Seven glycolytic enzymes, from PGI to PGK, were localized to the plastid (ID: 1–7) (Fig. 3). Furthermore, two pyruvate kinases (PKs) and pyruvate dehydrogenase E2 and E3 (PDH-E2-3 and LPD[E3]-2) were also targeted to the plastid (ID: 10 and 11), although phosphoglycerate mutase (PGAM, ID: 8) and enolase (ENO, ID: 9) were observed in the cytosol, not in the plastid. These findings are supported by the fact that two E1 subunits of PDH, alpha and beta, are encoded by the plastid genome in C. merolae. The Arabidopsis genome encodes three NADP+-dependent GAPDHs (GAPA1, GAPA2, and GAPB), which function as Calvin–Benson cycle enzymes and are localized to plastids (Muñoz-Bertomeu et al. 2009). In addition to these GAPDHs, Arabidopsis has two NAD+-dependent GAPDHs (GAPCp1 and 2) that are also localized to plastids (Muñoz-Bertomeu et al. 2009). The two GAPCps are mainly expressed in roots, where the enzymes play an important role in serine synthesis. In C. merolae, GAPC was localized to the cytosol, and therefore GAPA was the only plastid-localized GAPDH.

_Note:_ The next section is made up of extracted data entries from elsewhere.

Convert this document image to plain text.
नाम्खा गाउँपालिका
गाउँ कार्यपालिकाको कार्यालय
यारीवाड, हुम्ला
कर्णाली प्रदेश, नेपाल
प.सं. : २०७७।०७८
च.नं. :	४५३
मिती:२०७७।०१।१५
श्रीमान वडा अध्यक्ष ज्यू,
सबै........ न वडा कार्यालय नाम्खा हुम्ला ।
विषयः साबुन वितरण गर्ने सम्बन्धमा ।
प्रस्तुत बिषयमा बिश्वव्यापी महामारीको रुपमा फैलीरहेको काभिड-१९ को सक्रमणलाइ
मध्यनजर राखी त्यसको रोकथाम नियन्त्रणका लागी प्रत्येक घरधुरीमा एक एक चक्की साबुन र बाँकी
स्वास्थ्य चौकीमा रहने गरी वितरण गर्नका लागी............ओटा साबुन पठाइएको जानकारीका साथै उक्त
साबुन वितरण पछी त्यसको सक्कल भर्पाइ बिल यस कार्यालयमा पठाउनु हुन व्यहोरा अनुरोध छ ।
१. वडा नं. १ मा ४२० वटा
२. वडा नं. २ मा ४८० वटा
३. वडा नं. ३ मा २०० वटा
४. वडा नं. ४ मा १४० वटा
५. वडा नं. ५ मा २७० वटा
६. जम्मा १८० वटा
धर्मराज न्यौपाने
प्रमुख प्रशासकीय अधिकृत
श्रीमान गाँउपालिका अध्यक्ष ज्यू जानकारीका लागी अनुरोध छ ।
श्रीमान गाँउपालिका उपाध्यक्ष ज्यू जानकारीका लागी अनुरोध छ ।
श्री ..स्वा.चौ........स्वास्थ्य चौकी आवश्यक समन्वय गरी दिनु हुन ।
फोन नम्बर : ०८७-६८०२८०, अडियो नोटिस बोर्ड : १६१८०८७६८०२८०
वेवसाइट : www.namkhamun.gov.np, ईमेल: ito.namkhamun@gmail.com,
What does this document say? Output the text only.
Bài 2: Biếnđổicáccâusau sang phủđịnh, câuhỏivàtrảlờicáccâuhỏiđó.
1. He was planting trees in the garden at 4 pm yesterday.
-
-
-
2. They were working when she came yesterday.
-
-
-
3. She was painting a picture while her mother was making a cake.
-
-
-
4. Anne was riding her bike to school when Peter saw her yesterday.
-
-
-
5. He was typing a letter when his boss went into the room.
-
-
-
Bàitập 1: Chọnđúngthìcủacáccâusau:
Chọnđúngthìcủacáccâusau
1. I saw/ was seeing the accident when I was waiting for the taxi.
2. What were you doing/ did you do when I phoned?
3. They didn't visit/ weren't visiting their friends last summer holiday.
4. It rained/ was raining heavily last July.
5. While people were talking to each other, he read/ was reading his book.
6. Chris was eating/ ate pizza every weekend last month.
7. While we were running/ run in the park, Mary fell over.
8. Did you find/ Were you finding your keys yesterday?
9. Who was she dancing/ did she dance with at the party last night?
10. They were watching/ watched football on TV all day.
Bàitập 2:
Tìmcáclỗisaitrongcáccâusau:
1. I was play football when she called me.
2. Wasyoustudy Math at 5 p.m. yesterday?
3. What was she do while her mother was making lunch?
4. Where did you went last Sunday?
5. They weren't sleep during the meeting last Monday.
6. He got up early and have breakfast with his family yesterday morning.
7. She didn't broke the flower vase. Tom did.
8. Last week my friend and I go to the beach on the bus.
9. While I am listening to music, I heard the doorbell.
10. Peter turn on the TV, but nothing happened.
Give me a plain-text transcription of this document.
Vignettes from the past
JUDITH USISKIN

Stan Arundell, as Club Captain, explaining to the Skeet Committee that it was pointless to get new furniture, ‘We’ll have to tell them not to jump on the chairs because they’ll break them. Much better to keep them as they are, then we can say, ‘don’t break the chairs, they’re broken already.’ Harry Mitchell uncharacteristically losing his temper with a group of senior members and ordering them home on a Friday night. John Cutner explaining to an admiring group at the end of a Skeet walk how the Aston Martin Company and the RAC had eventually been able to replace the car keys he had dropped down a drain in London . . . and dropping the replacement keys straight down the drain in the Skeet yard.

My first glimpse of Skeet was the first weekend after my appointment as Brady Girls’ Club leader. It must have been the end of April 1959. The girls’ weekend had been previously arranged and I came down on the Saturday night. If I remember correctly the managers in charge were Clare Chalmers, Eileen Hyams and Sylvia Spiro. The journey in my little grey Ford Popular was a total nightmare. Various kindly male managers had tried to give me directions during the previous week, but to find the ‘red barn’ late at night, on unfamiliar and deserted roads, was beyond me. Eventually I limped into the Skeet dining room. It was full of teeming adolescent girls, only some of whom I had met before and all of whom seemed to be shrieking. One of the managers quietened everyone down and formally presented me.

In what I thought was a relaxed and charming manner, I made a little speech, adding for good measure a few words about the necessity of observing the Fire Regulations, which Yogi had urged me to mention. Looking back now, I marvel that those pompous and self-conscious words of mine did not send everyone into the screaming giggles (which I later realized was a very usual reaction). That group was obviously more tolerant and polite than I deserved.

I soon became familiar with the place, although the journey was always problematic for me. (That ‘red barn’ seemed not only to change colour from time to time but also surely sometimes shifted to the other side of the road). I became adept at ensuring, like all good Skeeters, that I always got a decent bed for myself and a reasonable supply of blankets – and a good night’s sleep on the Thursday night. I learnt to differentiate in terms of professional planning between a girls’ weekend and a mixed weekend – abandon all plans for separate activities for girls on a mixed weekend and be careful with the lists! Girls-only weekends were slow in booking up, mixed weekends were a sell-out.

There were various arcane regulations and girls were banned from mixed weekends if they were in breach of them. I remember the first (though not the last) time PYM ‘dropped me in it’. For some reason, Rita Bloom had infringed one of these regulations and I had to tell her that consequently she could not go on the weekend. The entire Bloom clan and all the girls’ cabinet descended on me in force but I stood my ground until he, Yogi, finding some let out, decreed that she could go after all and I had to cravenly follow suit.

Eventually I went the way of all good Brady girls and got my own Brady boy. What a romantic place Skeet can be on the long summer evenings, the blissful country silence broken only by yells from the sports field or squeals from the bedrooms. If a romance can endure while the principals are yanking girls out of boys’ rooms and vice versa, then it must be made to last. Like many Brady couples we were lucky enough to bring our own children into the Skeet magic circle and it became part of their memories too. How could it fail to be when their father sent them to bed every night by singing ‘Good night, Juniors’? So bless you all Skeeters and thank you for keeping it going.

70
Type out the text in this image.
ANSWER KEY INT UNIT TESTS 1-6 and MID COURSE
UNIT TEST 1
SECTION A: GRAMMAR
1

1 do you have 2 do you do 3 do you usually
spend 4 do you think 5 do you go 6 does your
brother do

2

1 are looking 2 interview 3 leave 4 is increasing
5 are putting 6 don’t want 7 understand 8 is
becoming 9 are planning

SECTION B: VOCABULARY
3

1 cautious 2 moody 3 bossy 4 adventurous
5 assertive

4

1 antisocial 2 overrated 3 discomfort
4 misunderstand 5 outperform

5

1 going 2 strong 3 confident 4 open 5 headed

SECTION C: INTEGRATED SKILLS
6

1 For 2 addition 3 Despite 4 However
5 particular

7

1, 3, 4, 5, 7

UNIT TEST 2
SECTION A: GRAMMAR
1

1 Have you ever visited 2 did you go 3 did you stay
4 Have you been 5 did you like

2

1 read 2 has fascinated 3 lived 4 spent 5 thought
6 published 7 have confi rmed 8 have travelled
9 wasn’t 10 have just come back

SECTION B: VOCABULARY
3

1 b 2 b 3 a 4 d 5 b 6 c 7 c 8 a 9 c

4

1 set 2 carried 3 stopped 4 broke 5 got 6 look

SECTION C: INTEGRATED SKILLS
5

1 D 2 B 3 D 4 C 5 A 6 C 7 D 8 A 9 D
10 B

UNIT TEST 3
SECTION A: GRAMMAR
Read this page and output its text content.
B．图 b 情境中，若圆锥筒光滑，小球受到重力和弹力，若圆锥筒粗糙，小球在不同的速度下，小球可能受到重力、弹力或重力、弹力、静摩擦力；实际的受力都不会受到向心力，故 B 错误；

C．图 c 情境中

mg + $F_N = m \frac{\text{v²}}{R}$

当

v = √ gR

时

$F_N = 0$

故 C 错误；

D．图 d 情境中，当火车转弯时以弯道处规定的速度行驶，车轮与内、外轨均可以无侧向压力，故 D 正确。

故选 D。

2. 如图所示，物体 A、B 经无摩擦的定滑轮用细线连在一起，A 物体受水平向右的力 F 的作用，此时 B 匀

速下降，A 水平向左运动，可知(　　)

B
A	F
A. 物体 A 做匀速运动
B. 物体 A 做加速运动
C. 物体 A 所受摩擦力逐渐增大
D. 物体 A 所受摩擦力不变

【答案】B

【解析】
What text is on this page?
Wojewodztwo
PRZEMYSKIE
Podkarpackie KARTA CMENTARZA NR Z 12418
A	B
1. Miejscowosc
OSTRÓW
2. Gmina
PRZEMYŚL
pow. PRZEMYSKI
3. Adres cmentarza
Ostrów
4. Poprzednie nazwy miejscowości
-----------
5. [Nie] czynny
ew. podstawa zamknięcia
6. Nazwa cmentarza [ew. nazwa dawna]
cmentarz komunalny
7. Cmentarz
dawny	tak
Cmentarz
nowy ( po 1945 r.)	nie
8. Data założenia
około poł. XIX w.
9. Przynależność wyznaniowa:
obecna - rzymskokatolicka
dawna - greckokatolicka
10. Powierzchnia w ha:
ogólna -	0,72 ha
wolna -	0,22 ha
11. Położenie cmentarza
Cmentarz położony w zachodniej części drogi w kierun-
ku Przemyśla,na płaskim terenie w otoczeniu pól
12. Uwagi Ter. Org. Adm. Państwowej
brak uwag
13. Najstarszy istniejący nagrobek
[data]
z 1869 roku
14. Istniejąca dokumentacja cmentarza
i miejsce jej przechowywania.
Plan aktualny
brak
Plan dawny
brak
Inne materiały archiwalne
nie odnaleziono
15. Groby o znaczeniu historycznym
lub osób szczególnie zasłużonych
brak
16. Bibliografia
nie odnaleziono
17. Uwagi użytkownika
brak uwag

oxPPP and Calvin–Benson cycle in C. merolae
Oxidative pentose phosphate pathways is an alternative pathway to glycolysis for the oxidation of glucose, but this pathway mainly leads to the generation of NADPH and pentoses, rather than ATP. C. merolae has two glucose-6-phosphate dehydrogenases (G6PDHs, ID: 12). Alignment analyses with G6PDH orthologs and computational modeling for subcellular localization predicted the plastid localization of the two C. merolae G6PDHs. Additionally, C. merolae encodes a single 6-phosphogluconolactonase (PGL, ID: 13) and ribose-5-phosphate isomerase (RPI, ID: 15), both of which are predicted to be localized to the plastid (Table 1). Therefore, we speculated that most components of the oxPPP in C. merolae exist in the plastid (Table 1; Fig. 1c left). However, localization analysis revealed that one G6PDH (G6PDH-1) was localized to the cytosol, but not to the plastid. PGL and RPI were dually localized to the plastid and the cytosol (Fig. 3). This indicates that the components of oxPPP in the cytosol of C. merolae are the same as those found in A. thaliana.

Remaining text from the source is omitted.